Failure to Report Alleged Abuse Involving Use of Physical Restraint
Penalty
Summary
The facility failed to notify the State Agency of an allegation of abuse involving a resident with diagnoses including Type II Diabetes, morbid obesity, bipolar disorder, and depression. The incident involved the use of a bath sheet held across the resident's torso and chest by staff to prevent the resident from harming others during a behavioral episode. Multiple staff interviews confirmed that the sheet was held by hand and not tied, and was used until police and EMS arrived. There was no physician order for a restraint, and the resident's medical record did not document any incident of restraint.

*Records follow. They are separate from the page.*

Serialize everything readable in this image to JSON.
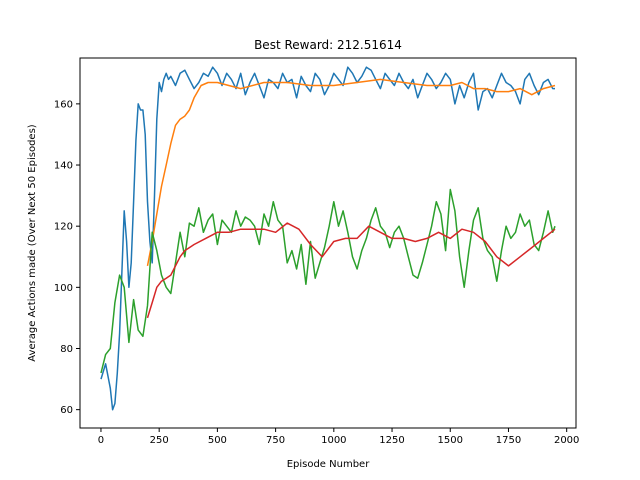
{
  "chart_data": {
    "type": "line",
    "title": "Best Reward:  212.51614",
    "xlabel": "Episode Number",
    "ylabel": "Average Actions made (Over Next 50 Episodes)",
    "xlim": [
      -90,
      2040
    ],
    "ylim": [
      54,
      175
    ],
    "xticks": [
      0,
      250,
      500,
      750,
      1000,
      1250,
      1500,
      1750,
      2000
    ],
    "yticks": [
      60,
      80,
      100,
      120,
      140,
      160
    ],
    "grid": false,
    "legend": "none",
    "series": [
      {
        "color": "#1f77b4",
        "x": [
          0,
          20,
          40,
          50,
          60,
          70,
          80,
          90,
          100,
          110,
          120,
          130,
          140,
          150,
          160,
          170,
          180,
          190,
          200,
          210,
          220,
          230,
          240,
          250,
          260,
          270,
          280,
          290,
          300,
          320,
          340,
          360,
          380,
          400,
          420,
          440,
          460,
          480,
          500,
          520,
          540,
          560,
          580,
          600,
          620,
          640,
          660,
          680,
          700,
          720,
          740,
          760,
          780,
          800,
          820,
          840,
          860,
          880,
          900,
          920,
          940,
          960,
          980,
          1000,
          1020,
          1040,
          1060,
          1080,
          1100,
          1120,
          1140,
          1160,
          1180,
          1200,
          1220,
          1240,
          1260,
          1280,
          1300,
          1320,
          1340,
          1360,
          1380,
          1400,
          1420,
          1440,
          1460,
          1480,
          1500,
          1520,
          1540,
          1560,
          1580,
          1600,
          1620,
          1640,
          1660,
          1680,
          1700,
          1720,
          1740,
          1760,
          1780,
          1800,
          1820,
          1840,
          1860,
          1880,
          1900,
          1920,
          1940,
          1950
        ],
        "values": [
          70,
          75,
          67,
          60,
          62,
          72,
          85,
          105,
          125,
          115,
          100,
          108,
          128,
          148,
          160,
          158,
          158,
          150,
          128,
          115,
          108,
          130,
          155,
          167,
          164,
          168,
          170,
          168,
          169,
          166,
          170,
          171,
          168,
          165,
          167,
          170,
          169,
          172,
          170,
          166,
          170,
          168,
          165,
          170,
          163,
          167,
          170,
          166,
          162,
          168,
          167,
          165,
          170,
          167,
          168,
          162,
          169,
          166,
          164,
          170,
          168,
          163,
          166,
          170,
          168,
          166,
          172,
          170,
          167,
          169,
          172,
          171,
          168,
          165,
          170,
          168,
          166,
          170,
          167,
          165,
          168,
          162,
          166,
          170,
          168,
          165,
          167,
          170,
          168,
          160,
          166,
          162,
          167,
          170,
          158,
          164,
          165,
          162,
          166,
          170,
          167,
          166,
          164,
          160,
          168,
          170,
          166,
          163,
          167,
          168,
          165,
          165
        ]
      },
      {
        "color": "#ff7f0e",
        "x": [
          200,
          220,
          240,
          260,
          280,
          300,
          320,
          340,
          360,
          380,
          400,
          430,
          460,
          500,
          600,
          700,
          800,
          900,
          1000,
          1100,
          1200,
          1300,
          1400,
          1500,
          1550,
          1600,
          1650,
          1700,
          1750,
          1800,
          1850,
          1900,
          1950
        ],
        "values": [
          107,
          115,
          124,
          133,
          140,
          147,
          153,
          155,
          156,
          158,
          162,
          166,
          167,
          167,
          165,
          167,
          167,
          166,
          166,
          167,
          168,
          167,
          166,
          166,
          167,
          165,
          165,
          164,
          164,
          165,
          163,
          165,
          166
        ]
      },
      {
        "color": "#2ca02c",
        "x": [
          0,
          20,
          40,
          60,
          80,
          100,
          120,
          140,
          160,
          180,
          200,
          220,
          240,
          260,
          280,
          300,
          320,
          340,
          360,
          380,
          400,
          420,
          440,
          460,
          480,
          500,
          520,
          540,
          560,
          580,
          600,
          620,
          640,
          660,
          680,
          700,
          720,
          740,
          760,
          780,
          800,
          820,
          840,
          860,
          880,
          900,
          920,
          940,
          960,
          980,
          1000,
          1020,
          1040,
          1060,
          1080,
          1100,
          1120,
          1140,
          1160,
          1180,
          1200,
          1220,
          1240,
          1260,
          1280,
          1300,
          1320,
          1340,
          1360,
          1380,
          1400,
          1420,
          1440,
          1460,
          1480,
          1500,
          1520,
          1540,
          1560,
          1580,
          1600,
          1620,
          1640,
          1660,
          1680,
          1700,
          1720,
          1740,
          1760,
          1780,
          1800,
          1820,
          1840,
          1860,
          1880,
          1900,
          1920,
          1940,
          1950
        ],
        "values": [
          72,
          78,
          80,
          95,
          104,
          100,
          82,
          96,
          86,
          84,
          94,
          118,
          112,
          104,
          100,
          98,
          108,
          118,
          110,
          121,
          120,
          126,
          118,
          122,
          124,
          114,
          122,
          120,
          118,
          125,
          120,
          123,
          122,
          120,
          114,
          124,
          120,
          128,
          122,
          120,
          108,
          112,
          106,
          114,
          101,
          115,
          103,
          108,
          113,
          120,
          128,
          120,
          125,
          118,
          110,
          106,
          112,
          116,
          122,
          126,
          120,
          118,
          113,
          118,
          120,
          116,
          110,
          104,
          103,
          108,
          114,
          120,
          128,
          124,
          112,
          132,
          125,
          110,
          100,
          112,
          122,
          126,
          116,
          112,
          110,
          102,
          112,
          120,
          116,
          118,
          124,
          120,
          122,
          114,
          112,
          118,
          125,
          118,
          120
        ]
      },
      {
        "color": "#d62728",
        "x": [
          200,
          220,
          240,
          260,
          280,
          300,
          320,
          340,
          360,
          380,
          400,
          450,
          500,
          550,
          600,
          650,
          700,
          750,
          800,
          850,
          900,
          950,
          1000,
          1050,
          1100,
          1150,
          1200,
          1250,
          1300,
          1350,
          1400,
          1450,
          1500,
          1550,
          1600,
          1650,
          1700,
          1750,
          1800,
          1850,
          1900,
          1950
        ],
        "values": [
          90,
          95,
          100,
          102,
          103,
          104,
          107,
          110,
          112,
          113,
          114,
          116,
          118,
          118,
          119,
          119,
          119,
          118,
          121,
          119,
          114,
          110,
          115,
          116,
          116,
          120,
          118,
          116,
          116,
          115,
          116,
          118,
          116,
          119,
          118,
          115,
          110,
          107,
          110,
          113,
          116,
          119
        ]
      }
    ]
  }
}
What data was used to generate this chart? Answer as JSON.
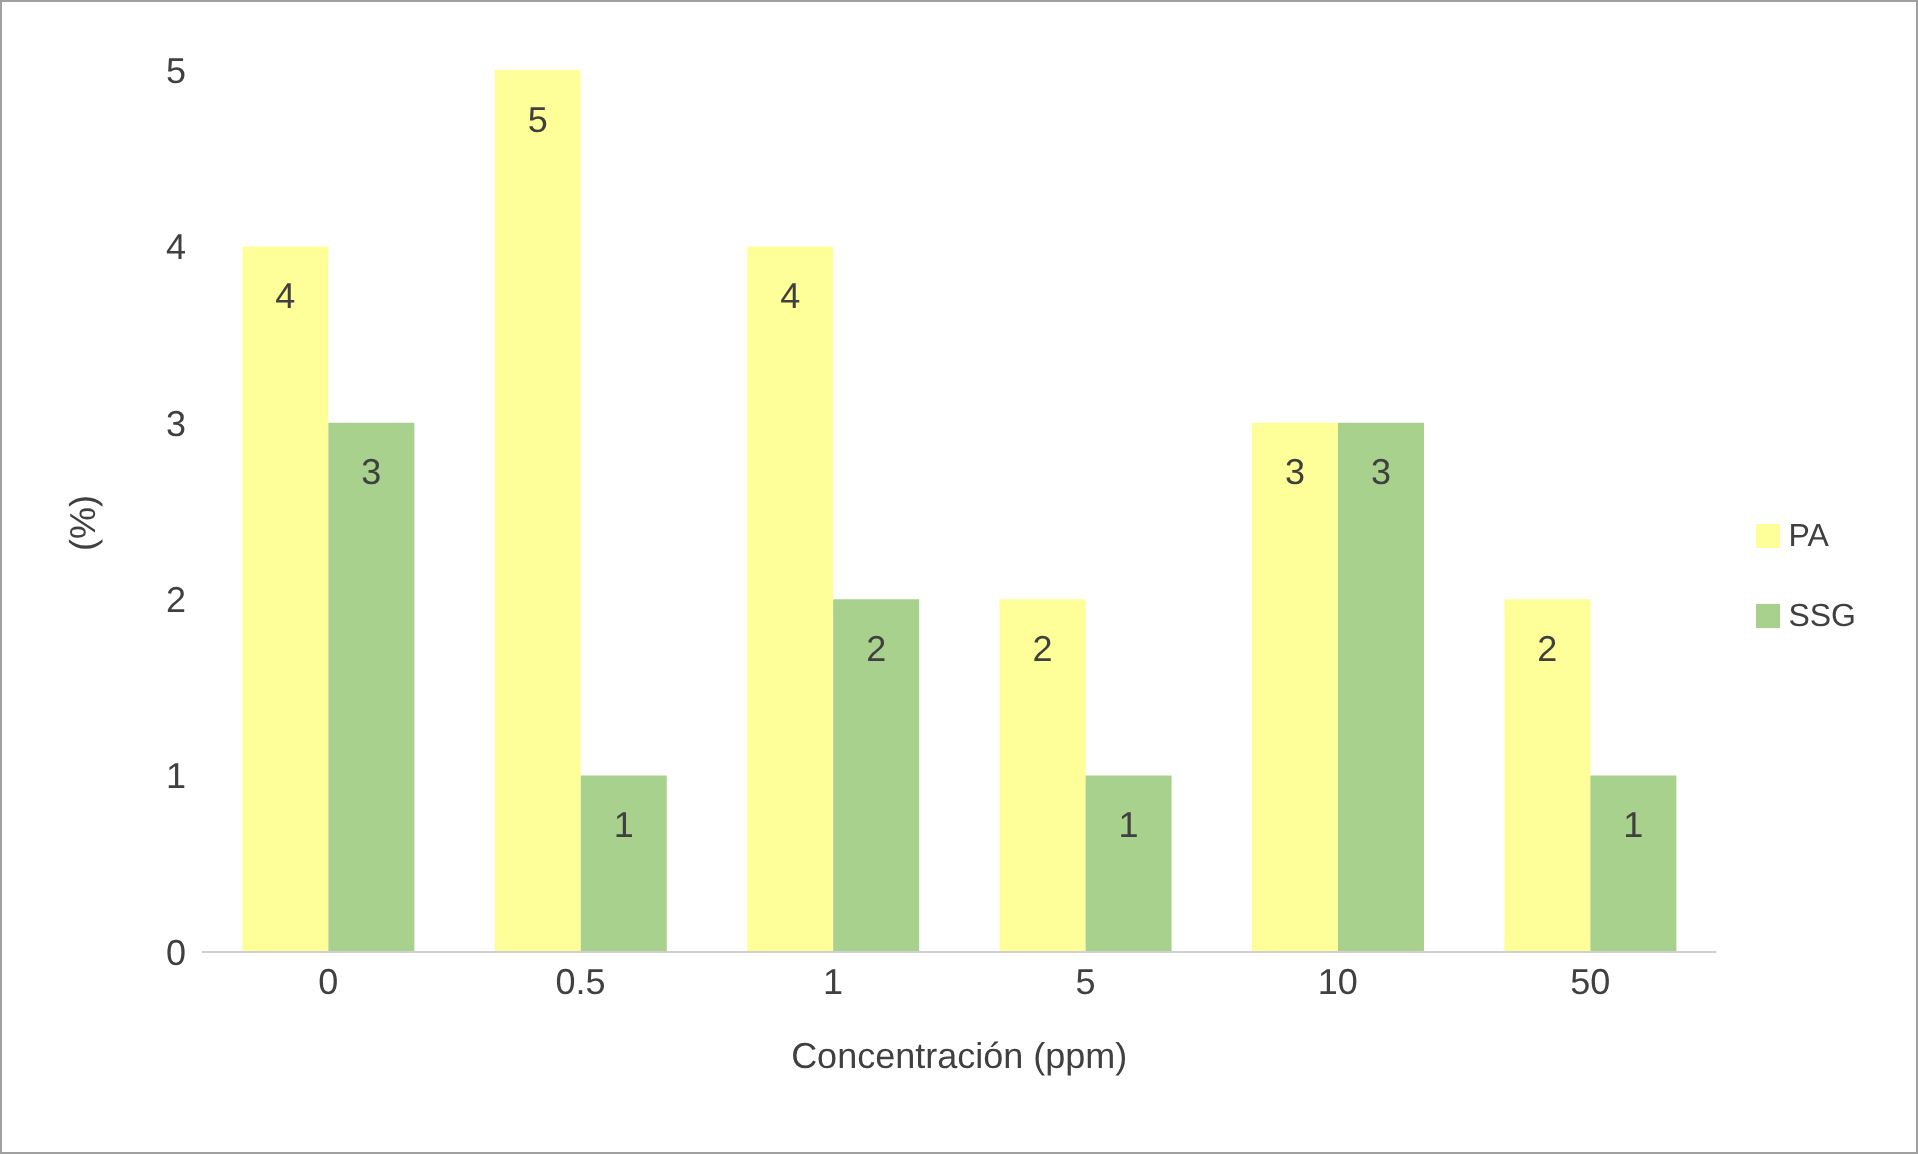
{
  "chart_data": {
    "type": "bar",
    "xlabel": "Concentración (ppm)",
    "ylabel": "(%)",
    "categories": [
      "0",
      "0.5",
      "1",
      "5",
      "10",
      "50"
    ],
    "series": [
      {
        "name": "PA",
        "color": "#ffff99",
        "values": [
          4,
          5,
          4,
          2,
          3,
          2
        ]
      },
      {
        "name": "SSG",
        "color": "#a9d18e",
        "values": [
          3,
          1,
          2,
          1,
          3,
          1
        ]
      }
    ],
    "ylim": [
      0,
      5
    ],
    "yticks": [
      0,
      1,
      2,
      3,
      4,
      5
    ],
    "legend": "right",
    "data_labels": true
  }
}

The internal investigation by the Regional Administrator determined that the resident was not restrained, and as a result, the incident was not reported to the Ohio Department of Health as potential abuse. Facility policy requires immediate reporting of all allegations of abuse, neglect, or exploitation to the Administrator and the State Agency. The policy also defines abuse as the willful infliction of injury or unreasonable confinement, and specifies that a restraint is any device that a resident cannot remove and that restricts movement. Despite these policies, the facility did not report the incident as required, even though the use of the sheet could be considered a restraint and an allegation of abuse. This deficiency was substantiated during the survey and recited from a previous complaint survey.